Economy May 1, 2026 10:03 AM

Dallas Fed’s Lorie Logan Warns Against Signaling a Bias Toward Rate Cuts

Logan dissented at the FOMC over language implying the Fed’s next move would be a cut, citing uncertainty and inflation risks

By Derek Hwang
Dallas Fed’s Lorie Logan Warns Against Signaling a Bias Toward Rate Cuts

Lorie Logan, president of the Federal Reserve Bank of Dallas, said on Friday that ongoing uncertainty and persistent inflation concerns mean the Federal Open Market Committee should avoid signaling that its next policy move will be a rate cut. She dissented against wording in the FOMC statement suggesting a bias toward cuts, while supporting the decision to keep the federal funds rate target at 3.5% to 3.75%. Logan stressed that the outlook is highly uncertain and that the next move could plausibly be either an increase or a cut.

Key Points

  • Logan dissented against FOMC statement language that she said implied a bias toward rate cuts; she argued forward guidance should reflect the policy outlook.
  • She supported keeping the federal funds rate target steady at 3.5% to 3.75%.
  • Logan emphasized the high uncertainty in the economic outlook and said the next rate move could plausibly be either an increase or a cut - implications for interest-rate-sensitive sectors and financial markets.

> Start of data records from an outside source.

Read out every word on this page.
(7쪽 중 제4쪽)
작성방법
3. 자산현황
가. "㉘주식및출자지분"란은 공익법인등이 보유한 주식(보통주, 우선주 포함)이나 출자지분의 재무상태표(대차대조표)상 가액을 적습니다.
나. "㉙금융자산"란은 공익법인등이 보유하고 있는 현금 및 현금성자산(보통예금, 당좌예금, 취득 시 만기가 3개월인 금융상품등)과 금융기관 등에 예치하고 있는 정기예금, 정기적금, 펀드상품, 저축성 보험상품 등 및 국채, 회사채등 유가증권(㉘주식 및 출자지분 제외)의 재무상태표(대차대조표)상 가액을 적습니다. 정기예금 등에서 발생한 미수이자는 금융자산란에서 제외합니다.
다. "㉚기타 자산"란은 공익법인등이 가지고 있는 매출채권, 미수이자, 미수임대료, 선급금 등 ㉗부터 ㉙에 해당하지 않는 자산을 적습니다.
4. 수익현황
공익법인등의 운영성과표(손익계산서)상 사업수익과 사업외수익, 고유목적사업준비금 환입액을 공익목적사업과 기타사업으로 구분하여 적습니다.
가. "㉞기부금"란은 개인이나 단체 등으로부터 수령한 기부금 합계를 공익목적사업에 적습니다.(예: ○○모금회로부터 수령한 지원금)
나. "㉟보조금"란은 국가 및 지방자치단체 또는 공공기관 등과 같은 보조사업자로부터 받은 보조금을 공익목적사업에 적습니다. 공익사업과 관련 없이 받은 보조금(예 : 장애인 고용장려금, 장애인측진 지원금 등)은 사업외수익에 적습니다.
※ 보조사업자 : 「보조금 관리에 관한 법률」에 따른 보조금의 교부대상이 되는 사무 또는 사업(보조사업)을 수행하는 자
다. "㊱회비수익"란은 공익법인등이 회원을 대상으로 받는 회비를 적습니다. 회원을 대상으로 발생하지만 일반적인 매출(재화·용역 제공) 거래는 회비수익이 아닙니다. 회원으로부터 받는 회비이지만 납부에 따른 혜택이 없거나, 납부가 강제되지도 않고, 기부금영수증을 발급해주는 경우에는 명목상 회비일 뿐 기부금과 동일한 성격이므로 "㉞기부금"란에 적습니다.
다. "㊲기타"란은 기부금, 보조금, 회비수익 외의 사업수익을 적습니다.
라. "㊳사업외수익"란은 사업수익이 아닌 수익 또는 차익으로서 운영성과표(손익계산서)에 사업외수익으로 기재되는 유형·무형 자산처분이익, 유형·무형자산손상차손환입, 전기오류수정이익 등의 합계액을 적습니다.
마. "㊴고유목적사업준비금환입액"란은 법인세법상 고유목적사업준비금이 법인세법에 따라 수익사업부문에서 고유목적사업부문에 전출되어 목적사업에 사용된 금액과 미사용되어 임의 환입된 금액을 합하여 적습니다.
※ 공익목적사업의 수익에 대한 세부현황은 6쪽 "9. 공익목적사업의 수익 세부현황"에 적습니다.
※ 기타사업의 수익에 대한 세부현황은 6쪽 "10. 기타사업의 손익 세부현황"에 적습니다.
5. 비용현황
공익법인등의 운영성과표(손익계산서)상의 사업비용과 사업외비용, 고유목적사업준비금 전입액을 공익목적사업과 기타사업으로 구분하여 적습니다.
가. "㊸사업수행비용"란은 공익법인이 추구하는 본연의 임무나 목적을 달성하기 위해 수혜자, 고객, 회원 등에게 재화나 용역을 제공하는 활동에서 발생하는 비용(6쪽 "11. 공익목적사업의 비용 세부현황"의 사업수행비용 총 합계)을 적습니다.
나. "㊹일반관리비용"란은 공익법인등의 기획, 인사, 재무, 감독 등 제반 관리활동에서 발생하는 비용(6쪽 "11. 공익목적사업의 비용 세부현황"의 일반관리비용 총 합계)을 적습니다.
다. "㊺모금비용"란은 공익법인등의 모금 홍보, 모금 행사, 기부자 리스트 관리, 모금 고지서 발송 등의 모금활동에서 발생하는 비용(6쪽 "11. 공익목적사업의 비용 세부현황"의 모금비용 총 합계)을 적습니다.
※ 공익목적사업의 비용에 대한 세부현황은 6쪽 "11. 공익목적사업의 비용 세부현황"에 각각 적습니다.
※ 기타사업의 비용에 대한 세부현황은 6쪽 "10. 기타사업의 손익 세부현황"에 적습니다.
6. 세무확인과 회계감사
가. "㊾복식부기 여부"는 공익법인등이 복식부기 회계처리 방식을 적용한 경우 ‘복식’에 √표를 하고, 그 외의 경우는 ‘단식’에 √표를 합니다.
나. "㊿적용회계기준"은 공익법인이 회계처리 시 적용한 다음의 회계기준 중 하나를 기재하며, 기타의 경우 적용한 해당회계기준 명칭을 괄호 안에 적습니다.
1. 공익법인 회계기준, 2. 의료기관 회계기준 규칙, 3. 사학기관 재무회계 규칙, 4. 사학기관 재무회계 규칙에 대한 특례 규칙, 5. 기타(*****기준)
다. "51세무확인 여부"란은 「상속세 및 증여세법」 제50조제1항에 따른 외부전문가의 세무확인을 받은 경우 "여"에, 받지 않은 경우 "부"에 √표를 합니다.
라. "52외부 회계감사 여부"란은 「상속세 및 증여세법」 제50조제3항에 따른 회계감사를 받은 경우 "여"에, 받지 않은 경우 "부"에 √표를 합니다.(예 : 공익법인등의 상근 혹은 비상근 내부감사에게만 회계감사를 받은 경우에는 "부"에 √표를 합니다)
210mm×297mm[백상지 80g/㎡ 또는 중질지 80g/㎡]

Lorie Logan, president of the Federal Reserve Bank of Dallas, said on Friday that uncertainty around the economic outlook and continuing worries about inflation mean the central bank should not be indicating that its next policy action will be a reduction in interest rates.

Explaining her dissent on the language used in this week’s Federal Open Market Committee statement, Logan said: "When the FOMC gives forward guidance, it is important for that guidance to reflect the policy outlook. In light of the two-sided risks to monetary policy, I believed the FOMC should not give forward guidance implying a bias toward rate cuts at this time."

Logan was one of three regional Federal Reserve bank presidents who voted against wording in the FOMC statement that suggested the Fed’s next move would be a cut. At the same time, she supported the committee’s decision to maintain the target range for the federal funds rate at 3.5% to 3.75%.

Highlighting the fragile nature of the outlook, Logan said: "The economic outlook is highly uncertain" amid "ongoing worries about high inflation returning to 2%." She added that, given the current conditions, "it could plausibly be appropriate for the FOMC’s next rate change to be either an increase or a cut."

Her statements underscore the Federal Reserve’s internal debate over how to communicate future policy moves when prospects for inflation and growth leave room for multiple plausible paths. Logan’s dissent focused narrowly on the phrasing of forward guidance, not on the committee’s immediate decision to hold the policy rate within its existing range.

By voting to sustain the target range of 3.5% to 3.75%, Logan aligned with the majority on the immediate stance of monetary policy while registering her objection to guidance she judged as implying a directional bias. Her remarks make clear that some policymakers view the risk backdrop as balanced between further tightening and possible easing, depending on how inflation and other economic indicators evolve.


Context and implications

Logan’s public explanation for her dissent centers on the accuracy of forward guidance and the need for statements that reflect two-sided risks. Her view preserves the possibility that future rate policy could move in either direction until incoming data provides a clearer signal on inflation and growth.

Risks

  • Two-sided policy risk - the Fed could either raise or cut rates next, increasing volatility for bond markets and interest-rate-sensitive sectors.
  • Persistent inflation concerns - ongoing worries about inflation returning to 2% create uncertainty for inflation-sensitive industries and pricing decisions.